Advertising campaigns of varying spot lengths are more effective than the traditional 30-second ones, according to a major study by media auditors the Billett Consultancy.
Commercial Break Ecology 1998 also analyses how viewers’ attitudes towards a TV programme influences recall of ads screened in the middle of it.
A total of 7,775 people were called immediately after watching one of 20 peaktime programmes on ITV and Channel 4 last April to analyse their reactions to the ads in the centre breaks.
Forty-three per cent of the sample did not see the break because they had left the room or flicked channels, while 22 per cent of those who stayed in the room did not watch the ads – which challenges the assumption that people watch ads if the television is switched on.
The research showed that a ten-second ad achieved a recall figure of 34 per cent of viewers – not much lower than a 30-second ad with 42 per cent.
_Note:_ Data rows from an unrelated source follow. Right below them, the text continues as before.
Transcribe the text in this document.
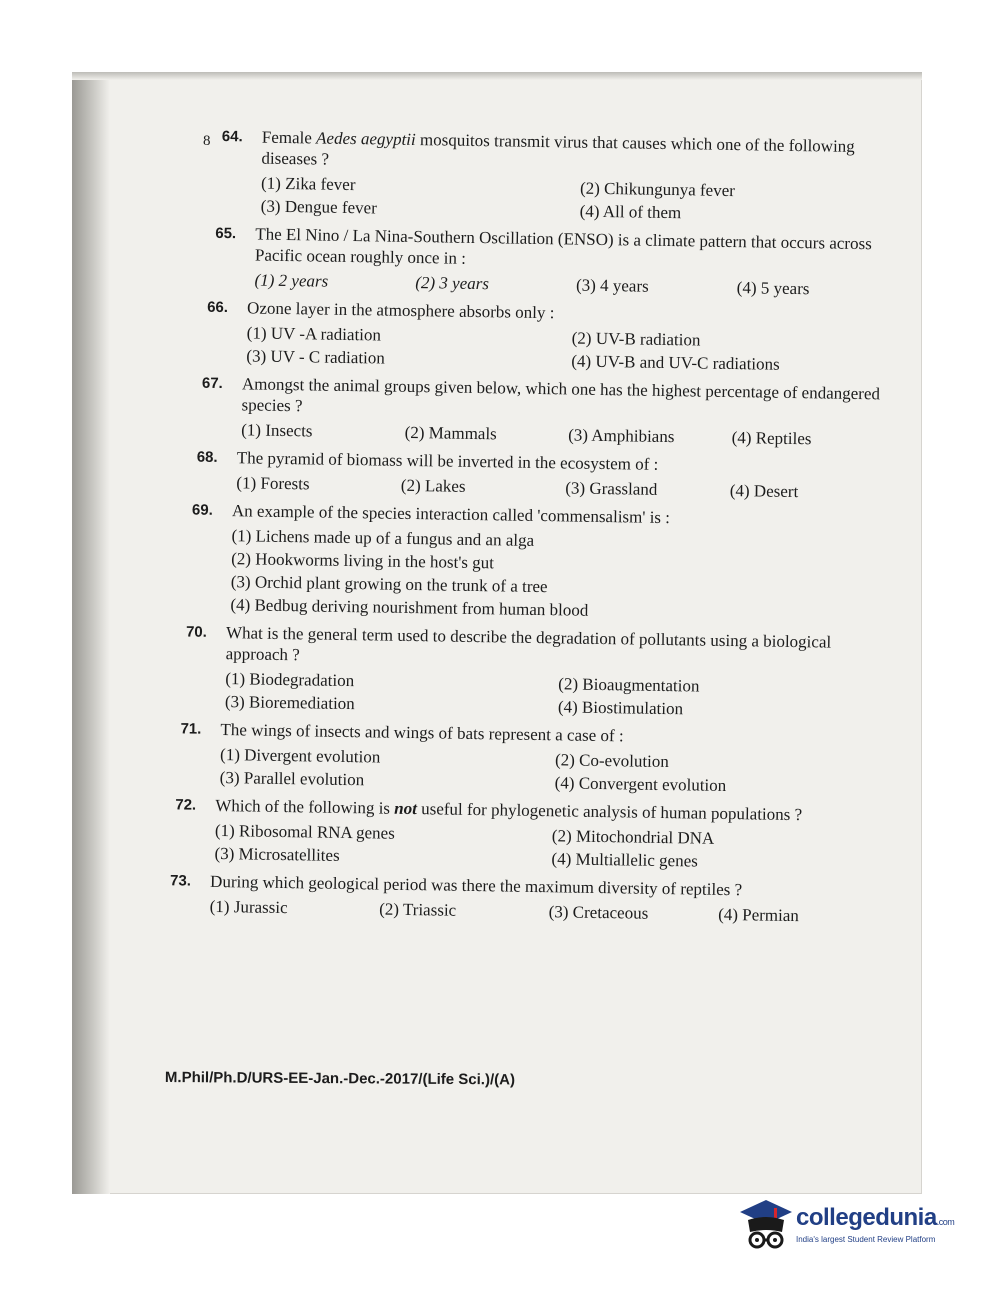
8 64. Female Aedes aegyptii mosquitos transmit virus that causes which one of the following diseases ?
(1) Zika fever	(2) Chikungunya fever
(3) Dengue fever	(4) All of them
65. The El Nino / La Nina-Southern Oscillation (ENSO) is a climate pattern that occurs across Pacific ocean roughly once in :
(1) 2 years	(2) 3 years	(3) 4 years	(4) 5 years
66. Ozone layer in the atmosphere absorbs only :
(1) UV -A radiation	(2) UV-B radiation
(3) UV - C radiation	(4) UV-B and UV-C radiations
67. Amongst the animal groups given below, which one has the highest percentage of endangered species ?
(1) Insects	(2) Mammals	(3) Amphibians	(4) Reptiles
68. The pyramid of biomass will be inverted in the ecosystem of :
(1) Forests	(2) Lakes	(3) Grassland	(4) Desert
69. An example of the species interaction called 'commensalism' is :
(1) Lichens made up of a fungus and an alga
(2) Hookworms living in the host's gut
(3) Orchid plant growing on the trunk of a tree
(4) Bedbug deriving nourishment from human blood
70. What is the general term used to describe the degradation of pollutants using a biological approach ?
(1) Biodegradation	(2) Bioaugmentation
(3) Bioremediation	(4) Biostimulation
71. The wings of insects and wings of bats represent a case of :
(1) Divergent evolution	(2) Co-evolution
(3) Parallel evolution	(4) Convergent evolution
72. Which of the following is not useful for phylogenetic analysis of human populations ?
(1) Ribosomal RNA genes	(2) Mitochondrial DNA
(3) Microsatellites	(4) Multiallelic genes
73. During which geological period was there the maximum diversity of reptiles ?
(1) Jurassic	(2) Triassic	(3) Cretaceous	(4) Permian
M.Phil/Ph.D/URS-EE-Jan.-Dec.-2017/(Life Sci.)/(A)
collegedunia.com
India's largest Student Review Platform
Ads of more than 50 seconds achieved a 58 per cent recall.
John Billett, chief executive of Billetts, says: “Does this signify the end of the 30-second spot in favour of the multiple spot length campaign?”
More people watched the commercial break if they empathised strongly with the programme surrounding it, or if they had been paying close attention to the programme, according to the research.
The best indicators of whether people will recall an ad is programme genre. For example, dramas scored higher on recall than soap operas.